Now, hedge funds are losing market share along with other active managers as their $3 trillion industry is pilloried for high fees and under-performance by critics ranging from anti-capitalist protestors to billionaire Warren Buffett.
Singer, the founder of Elliott Management Corp., warned of the dangers of passive investing in a letter to clients last month, saying it damages markets because it doesn’t discriminate: If bad companies attract investment along with good companies, he said, there’s little incentive for them to create shareholder value.
The Elliott boss, whose main hedge funds manage $33 billion, is well known for his high-profile activist wagers, and argued that passive investing is a “blob,” whose practitioners aren’t really “investing” at all.
FCA Report
Active money managers who contributed to the Financial Conduct Authority’s recent study of the $9 trillion U.K. asset-management industry echoed these complaints.
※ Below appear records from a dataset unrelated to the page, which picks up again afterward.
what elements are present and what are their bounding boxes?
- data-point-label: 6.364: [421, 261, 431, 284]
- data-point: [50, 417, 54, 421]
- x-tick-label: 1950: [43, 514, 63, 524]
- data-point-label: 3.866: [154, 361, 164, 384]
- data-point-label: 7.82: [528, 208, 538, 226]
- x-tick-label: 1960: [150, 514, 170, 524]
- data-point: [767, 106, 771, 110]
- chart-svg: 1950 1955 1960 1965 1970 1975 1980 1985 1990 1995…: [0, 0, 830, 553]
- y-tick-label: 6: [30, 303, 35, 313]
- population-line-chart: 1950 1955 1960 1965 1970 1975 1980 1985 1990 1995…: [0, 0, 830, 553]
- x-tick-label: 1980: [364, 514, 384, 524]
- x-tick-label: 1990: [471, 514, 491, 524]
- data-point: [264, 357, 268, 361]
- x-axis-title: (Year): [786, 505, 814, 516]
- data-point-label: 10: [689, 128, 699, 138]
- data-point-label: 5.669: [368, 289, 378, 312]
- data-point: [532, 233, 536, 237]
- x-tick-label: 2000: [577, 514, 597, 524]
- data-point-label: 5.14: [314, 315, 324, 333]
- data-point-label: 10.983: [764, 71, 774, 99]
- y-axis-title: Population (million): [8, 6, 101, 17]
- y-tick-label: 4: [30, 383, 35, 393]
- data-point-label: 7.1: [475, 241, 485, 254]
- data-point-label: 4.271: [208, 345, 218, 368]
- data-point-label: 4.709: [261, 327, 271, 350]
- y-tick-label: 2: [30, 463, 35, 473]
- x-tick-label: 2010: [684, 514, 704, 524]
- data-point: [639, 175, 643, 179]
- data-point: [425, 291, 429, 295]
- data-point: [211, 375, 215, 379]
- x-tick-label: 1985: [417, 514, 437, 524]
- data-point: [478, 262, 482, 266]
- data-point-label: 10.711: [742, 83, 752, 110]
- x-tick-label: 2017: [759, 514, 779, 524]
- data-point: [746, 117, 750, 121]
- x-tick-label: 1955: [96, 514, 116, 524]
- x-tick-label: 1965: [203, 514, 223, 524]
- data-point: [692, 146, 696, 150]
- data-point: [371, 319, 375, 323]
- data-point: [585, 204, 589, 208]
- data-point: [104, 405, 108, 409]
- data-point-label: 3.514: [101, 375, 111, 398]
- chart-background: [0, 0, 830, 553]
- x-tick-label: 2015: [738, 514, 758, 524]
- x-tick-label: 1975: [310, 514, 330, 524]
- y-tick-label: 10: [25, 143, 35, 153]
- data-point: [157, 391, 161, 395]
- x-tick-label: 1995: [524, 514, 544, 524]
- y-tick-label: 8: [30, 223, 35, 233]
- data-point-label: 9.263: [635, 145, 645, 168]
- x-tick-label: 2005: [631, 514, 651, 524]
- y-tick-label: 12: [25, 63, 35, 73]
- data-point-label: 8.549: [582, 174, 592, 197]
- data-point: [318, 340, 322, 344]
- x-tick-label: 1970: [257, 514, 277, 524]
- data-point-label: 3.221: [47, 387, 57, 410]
They told the regulator that the popularity of passive investing risks allocating money to larger companies at the expense of smaller ones that are less represented in indexes.
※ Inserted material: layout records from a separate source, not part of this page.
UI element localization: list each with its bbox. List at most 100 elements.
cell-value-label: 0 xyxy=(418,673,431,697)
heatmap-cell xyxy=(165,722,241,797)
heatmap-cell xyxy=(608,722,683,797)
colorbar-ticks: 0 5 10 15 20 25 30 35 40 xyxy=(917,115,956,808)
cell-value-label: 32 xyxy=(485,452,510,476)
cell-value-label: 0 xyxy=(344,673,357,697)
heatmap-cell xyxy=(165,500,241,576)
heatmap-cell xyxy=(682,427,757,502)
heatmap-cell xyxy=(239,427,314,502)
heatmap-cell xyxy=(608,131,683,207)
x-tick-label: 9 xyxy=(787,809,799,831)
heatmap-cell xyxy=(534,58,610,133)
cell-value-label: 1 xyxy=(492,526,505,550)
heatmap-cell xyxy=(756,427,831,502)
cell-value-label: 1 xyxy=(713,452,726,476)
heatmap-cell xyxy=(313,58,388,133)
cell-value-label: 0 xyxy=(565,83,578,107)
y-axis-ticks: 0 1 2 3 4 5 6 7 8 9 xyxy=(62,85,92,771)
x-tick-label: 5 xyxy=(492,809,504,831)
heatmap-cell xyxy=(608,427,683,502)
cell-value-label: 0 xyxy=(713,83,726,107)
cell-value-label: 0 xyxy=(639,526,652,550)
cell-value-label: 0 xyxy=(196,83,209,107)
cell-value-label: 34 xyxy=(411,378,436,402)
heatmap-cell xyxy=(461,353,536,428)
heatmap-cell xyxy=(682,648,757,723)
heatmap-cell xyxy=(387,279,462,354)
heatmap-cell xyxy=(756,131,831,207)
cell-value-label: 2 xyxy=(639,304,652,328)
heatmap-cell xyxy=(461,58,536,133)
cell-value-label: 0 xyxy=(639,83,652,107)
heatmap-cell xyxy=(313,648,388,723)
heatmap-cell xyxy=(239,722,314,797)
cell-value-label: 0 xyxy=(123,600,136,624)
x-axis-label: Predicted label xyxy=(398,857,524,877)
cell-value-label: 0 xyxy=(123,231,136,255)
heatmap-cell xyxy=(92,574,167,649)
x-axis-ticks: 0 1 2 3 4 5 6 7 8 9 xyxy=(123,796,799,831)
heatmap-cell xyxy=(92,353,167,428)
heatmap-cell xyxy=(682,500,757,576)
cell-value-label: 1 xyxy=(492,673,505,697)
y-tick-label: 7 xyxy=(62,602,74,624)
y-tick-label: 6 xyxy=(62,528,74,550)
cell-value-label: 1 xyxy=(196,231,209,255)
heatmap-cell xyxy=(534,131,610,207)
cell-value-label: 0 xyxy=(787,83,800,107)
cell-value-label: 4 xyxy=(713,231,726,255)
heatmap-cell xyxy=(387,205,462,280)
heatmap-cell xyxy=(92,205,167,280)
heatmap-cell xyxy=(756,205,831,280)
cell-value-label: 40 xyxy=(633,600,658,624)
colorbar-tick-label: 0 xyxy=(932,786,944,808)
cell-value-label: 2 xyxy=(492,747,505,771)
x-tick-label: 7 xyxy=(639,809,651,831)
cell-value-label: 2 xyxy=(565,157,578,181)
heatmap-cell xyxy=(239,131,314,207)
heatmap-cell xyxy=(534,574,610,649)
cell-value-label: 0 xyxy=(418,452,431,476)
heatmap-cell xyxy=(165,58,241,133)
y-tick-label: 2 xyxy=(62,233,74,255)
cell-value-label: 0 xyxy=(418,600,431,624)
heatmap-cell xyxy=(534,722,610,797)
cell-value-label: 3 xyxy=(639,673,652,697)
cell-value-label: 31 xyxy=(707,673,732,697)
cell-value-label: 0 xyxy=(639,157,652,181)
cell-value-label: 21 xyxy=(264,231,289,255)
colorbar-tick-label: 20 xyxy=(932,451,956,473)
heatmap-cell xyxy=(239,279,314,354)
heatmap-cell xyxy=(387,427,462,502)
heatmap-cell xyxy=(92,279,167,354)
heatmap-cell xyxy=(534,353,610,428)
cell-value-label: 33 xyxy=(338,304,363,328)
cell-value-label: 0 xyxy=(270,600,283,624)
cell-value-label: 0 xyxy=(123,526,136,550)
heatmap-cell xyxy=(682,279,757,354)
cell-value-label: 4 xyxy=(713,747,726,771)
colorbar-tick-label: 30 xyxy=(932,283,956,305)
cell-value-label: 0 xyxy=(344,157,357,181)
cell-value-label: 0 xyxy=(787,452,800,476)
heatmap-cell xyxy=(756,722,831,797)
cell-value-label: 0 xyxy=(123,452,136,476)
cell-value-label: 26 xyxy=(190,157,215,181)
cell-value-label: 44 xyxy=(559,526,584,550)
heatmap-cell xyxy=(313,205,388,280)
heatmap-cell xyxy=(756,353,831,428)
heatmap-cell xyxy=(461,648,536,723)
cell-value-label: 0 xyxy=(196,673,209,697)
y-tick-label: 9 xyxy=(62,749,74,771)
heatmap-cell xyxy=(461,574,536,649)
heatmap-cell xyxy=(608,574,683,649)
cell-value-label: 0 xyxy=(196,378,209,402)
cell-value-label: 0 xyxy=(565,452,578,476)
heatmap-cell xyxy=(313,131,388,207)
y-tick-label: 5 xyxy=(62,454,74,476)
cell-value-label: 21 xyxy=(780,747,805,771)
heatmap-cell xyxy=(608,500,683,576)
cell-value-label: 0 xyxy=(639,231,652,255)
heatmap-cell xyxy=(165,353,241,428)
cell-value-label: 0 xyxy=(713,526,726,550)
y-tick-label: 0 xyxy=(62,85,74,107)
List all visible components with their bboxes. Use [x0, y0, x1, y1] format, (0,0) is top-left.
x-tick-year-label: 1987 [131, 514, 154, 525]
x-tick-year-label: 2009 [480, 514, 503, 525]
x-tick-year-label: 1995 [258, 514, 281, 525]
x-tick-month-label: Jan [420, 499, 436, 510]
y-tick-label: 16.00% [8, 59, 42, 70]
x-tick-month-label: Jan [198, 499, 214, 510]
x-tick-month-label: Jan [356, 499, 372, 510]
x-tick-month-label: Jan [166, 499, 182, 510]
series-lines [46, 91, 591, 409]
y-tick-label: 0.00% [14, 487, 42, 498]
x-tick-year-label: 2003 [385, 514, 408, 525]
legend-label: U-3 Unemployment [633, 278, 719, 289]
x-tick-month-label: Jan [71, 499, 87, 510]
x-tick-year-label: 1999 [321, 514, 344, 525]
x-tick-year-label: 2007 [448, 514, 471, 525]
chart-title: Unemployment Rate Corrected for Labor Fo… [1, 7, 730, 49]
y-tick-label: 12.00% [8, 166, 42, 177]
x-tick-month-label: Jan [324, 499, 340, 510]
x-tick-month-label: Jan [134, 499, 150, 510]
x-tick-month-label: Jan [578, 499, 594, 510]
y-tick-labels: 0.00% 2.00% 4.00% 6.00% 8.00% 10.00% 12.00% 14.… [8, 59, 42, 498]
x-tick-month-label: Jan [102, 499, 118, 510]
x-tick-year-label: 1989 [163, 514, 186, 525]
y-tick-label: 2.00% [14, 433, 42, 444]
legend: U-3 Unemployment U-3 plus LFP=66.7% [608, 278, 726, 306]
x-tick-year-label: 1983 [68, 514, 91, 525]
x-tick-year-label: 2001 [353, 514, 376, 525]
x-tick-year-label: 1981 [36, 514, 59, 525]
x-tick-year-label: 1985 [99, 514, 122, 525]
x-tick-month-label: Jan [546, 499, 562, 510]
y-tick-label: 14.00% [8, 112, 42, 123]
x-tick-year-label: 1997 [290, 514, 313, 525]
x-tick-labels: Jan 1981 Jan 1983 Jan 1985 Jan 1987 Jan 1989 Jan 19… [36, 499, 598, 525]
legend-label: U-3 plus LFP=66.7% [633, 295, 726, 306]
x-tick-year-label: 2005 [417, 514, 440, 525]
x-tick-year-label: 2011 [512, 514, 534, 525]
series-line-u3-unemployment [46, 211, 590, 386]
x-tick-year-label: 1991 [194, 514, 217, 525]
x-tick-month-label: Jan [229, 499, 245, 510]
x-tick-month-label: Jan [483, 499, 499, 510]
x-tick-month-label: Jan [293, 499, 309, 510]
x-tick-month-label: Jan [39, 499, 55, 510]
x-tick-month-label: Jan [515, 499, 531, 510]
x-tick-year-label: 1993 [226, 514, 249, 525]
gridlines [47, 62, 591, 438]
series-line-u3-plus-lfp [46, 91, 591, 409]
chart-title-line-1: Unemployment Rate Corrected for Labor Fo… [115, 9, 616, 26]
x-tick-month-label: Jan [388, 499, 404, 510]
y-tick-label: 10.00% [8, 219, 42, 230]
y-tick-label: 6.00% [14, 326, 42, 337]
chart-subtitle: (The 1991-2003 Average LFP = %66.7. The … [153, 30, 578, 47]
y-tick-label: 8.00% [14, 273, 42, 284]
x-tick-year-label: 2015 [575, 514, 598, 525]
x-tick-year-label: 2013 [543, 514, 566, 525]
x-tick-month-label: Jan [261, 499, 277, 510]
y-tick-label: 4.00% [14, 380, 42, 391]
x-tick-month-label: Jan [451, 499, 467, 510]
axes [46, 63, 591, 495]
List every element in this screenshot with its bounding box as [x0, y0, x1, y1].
They also warned that hedge funds’ involvement in price setting is “leading to larger divergences between prices and long-term values,” according to the June report.
Yet critics of active management characterized the industry’s complaint as an attempt to mask its failure to deliver value and retain clients in a market where unprecedented quantitative easing is damping price swings while sending stocks to record highs.
“It’s the last roll of the dice,” said Alan Miller, founding partner and chief investment officer at London-based wealth manager SCM Direct. Miller is a well-known campaigner against hidden fees in the industry, while his business partner and wife, Gina, recently came to prominence by taking the British government to court over its Brexit plans.
“The active asset-management industry is obviously under huge pressure because its performance has been disappointing for a long time,” he said. “It’s trying to cling on, with a feeble excuse to justify its existence.”